To close the first phase, a new training file will be generated locally in your computer. This time, each row of the file will be expanded adding a new column per label. BigMLer will upload this file to BigML, and generate the corresponding dataset and set of models. These newly generated resources will then be available for you by using their id. We’ll see an example of that in next section
Building MLC models and ensembles
The previous BigMLer commands generate a set of models, one per label. The models can be retrieved to make predictions in the same way the single-label models were. We know from previous posts that each invocation of BigMLer generates a set of files in a separate output directory where the ids of the created resources are stored. Model ids are stored in a models file, and you can ask BigMLer to retrieve them by using the
--models option pointing to that file. Let’s say we generated a multi-label set of models to test some data.
bigmler --multi-label --train multi_label.csv \ --test multi_label_test.csv \ --output my_output_dir/predictions.csv
Then the model ids will be stored in a file placed in my_output_dir/models, and if we want to make new predictions we just have to say
bigmler --multi-label --models my_output_dir/models \ --test new_tests.csv
We can also use the
--tag option in the first command to assign a particular tag to all the generated models. Then we could use
bigmler --multi-label --model-tag my_ml_tag \ --test new_tests.csv
to retrieve and use them in new predictions.

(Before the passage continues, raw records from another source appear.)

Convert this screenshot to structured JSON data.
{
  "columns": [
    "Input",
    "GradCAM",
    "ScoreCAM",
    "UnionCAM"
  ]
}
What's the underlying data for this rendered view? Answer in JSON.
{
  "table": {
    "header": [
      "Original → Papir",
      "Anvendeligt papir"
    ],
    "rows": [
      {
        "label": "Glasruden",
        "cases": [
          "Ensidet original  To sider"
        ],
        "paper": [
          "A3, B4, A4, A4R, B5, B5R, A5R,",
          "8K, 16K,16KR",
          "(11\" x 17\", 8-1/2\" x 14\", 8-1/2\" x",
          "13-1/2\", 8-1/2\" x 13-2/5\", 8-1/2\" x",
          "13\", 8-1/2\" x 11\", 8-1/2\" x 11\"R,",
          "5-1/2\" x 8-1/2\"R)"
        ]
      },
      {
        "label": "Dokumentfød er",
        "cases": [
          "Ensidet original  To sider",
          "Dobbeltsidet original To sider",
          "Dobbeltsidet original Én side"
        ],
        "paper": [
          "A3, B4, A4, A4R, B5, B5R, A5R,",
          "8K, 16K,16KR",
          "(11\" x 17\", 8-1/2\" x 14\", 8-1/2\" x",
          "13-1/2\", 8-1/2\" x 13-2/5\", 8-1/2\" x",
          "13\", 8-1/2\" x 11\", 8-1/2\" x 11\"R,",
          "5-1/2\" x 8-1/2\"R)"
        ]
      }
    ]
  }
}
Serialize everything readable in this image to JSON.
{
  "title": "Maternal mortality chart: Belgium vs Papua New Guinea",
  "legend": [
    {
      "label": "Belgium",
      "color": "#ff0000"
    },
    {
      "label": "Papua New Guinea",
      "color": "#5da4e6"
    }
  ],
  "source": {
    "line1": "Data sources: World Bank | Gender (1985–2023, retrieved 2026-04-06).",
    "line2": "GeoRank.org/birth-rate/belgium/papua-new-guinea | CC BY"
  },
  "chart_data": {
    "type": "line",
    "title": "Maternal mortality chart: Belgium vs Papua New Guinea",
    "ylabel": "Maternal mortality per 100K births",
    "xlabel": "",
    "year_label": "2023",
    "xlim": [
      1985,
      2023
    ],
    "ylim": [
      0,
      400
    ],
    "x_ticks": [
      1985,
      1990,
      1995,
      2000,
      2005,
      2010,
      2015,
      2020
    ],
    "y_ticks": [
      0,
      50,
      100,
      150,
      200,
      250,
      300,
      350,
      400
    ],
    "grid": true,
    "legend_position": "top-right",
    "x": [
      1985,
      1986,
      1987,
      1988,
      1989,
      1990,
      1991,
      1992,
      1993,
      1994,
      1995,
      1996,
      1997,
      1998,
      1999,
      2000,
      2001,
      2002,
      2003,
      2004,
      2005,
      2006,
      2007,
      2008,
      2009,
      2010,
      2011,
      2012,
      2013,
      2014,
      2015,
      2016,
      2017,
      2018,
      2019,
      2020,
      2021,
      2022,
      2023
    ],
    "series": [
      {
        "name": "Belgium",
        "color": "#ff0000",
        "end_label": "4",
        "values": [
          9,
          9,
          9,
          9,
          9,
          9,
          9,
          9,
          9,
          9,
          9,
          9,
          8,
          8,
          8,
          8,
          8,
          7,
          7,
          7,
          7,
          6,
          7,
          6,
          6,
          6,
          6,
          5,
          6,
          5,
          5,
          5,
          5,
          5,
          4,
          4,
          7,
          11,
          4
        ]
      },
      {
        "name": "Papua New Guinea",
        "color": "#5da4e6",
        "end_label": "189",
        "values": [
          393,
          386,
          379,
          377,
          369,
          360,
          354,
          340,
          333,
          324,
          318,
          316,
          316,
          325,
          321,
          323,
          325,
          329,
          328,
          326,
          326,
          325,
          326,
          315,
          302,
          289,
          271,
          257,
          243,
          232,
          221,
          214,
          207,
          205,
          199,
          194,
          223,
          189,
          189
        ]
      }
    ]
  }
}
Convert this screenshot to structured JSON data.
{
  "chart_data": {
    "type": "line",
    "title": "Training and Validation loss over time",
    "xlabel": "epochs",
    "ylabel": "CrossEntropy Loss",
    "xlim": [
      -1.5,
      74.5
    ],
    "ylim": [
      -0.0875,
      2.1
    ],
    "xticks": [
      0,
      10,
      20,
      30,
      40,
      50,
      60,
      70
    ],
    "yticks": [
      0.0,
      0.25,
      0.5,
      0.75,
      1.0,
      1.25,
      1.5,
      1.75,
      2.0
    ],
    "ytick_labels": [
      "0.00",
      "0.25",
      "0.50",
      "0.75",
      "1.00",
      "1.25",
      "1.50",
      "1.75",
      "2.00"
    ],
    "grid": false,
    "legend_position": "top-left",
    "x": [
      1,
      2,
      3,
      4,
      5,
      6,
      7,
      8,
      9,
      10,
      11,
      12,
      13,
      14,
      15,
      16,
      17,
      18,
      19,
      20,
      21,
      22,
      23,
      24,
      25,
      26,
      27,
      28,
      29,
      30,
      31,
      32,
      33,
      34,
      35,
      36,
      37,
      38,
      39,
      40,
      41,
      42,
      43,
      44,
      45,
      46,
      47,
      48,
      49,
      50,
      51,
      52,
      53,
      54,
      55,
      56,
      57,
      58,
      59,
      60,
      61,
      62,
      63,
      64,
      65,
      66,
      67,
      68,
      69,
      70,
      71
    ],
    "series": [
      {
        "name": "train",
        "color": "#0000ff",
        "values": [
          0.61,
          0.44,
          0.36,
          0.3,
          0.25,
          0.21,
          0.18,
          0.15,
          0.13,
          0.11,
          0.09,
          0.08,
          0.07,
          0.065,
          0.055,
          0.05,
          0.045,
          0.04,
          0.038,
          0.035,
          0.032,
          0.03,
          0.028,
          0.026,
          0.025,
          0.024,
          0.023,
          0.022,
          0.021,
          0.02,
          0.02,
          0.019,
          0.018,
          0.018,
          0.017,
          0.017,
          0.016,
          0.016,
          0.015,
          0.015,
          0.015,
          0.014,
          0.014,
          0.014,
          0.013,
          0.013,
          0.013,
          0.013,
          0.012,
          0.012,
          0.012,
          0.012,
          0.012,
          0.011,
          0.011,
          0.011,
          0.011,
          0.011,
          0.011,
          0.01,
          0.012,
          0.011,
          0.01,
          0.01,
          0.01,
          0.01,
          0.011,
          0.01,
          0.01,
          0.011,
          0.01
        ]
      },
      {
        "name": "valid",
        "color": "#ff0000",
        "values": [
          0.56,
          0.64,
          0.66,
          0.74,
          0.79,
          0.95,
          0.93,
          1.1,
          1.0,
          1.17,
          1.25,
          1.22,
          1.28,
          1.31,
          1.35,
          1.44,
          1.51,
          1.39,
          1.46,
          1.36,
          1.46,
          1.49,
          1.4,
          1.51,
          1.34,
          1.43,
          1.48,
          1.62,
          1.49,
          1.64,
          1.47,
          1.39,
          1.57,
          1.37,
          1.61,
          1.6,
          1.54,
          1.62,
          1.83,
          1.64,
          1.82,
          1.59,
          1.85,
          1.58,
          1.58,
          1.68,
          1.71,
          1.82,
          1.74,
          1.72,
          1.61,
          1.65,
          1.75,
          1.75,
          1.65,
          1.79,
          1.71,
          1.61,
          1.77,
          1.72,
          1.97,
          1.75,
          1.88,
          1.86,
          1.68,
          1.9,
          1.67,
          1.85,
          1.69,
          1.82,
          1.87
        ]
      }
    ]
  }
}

You might want to improve the quality of your predictions by using one ensemble of models to predict each label. This is also possible with BigMLer. For instance,
bigmler --multi-label \ --dataset dataset/52659d36035d0737bd00143f \ --number-of-models 10
will retrieve the existing multi-label dataset that was built previously and use it to build one ensemble of ten models per label. You can customize the model or ensemble parameters as well (please refer to the docs to see the many available options to do so). As in the models’ example, you can use the
--ensemble-tag option to retrieve the set of ensembles and make more predictions with them.
MLC predictions’ file formats
As in the single-label case, BigMLer will run every row in the test file given in the
--test option through the models (or ensembles) generated for each of the labels. If the prediction for a label model is ‘True’, then the label is included in the list of predictions for that input data and its confidence is also added to a list of confidences. Thus, the predictions csv file will store in one row a subset of labels separated by the
--label-separator character, and the corresponding ordered list of confidences. For example, if predictions for a tests input were ‘Adult’ with confidence 0.95 and ‘Child’ with confidence 0.32 the predictions’ file row would read
BigMLer provides additional options to customize this format. First of all, adding
--prediction-header to your command will cause the first row of the predictions file to be a headers row. In addition to that, you can change the contents of the rows by using the
--prediction-info option. When set to
brief, only predictions will be stored,
normal is the default option that produces both predictions and confidences, and
full prepends the input tests data to the predictions. You can also filter the fields of input data that you want to appear before the prediction by setting
--prediction-fields and a comma-separated subset of the fields in the test input file.
We hope that BigMLer and its new set of options will help you embrace easily the multi-label experience, handling for you the tedious mechanical part and letting you enjoy its benefits. So why don’t you give it a try? We’d be glad to know about your use case and suggestions to build a next release of BigMLer features. Meanwhile, happy multi-labeling!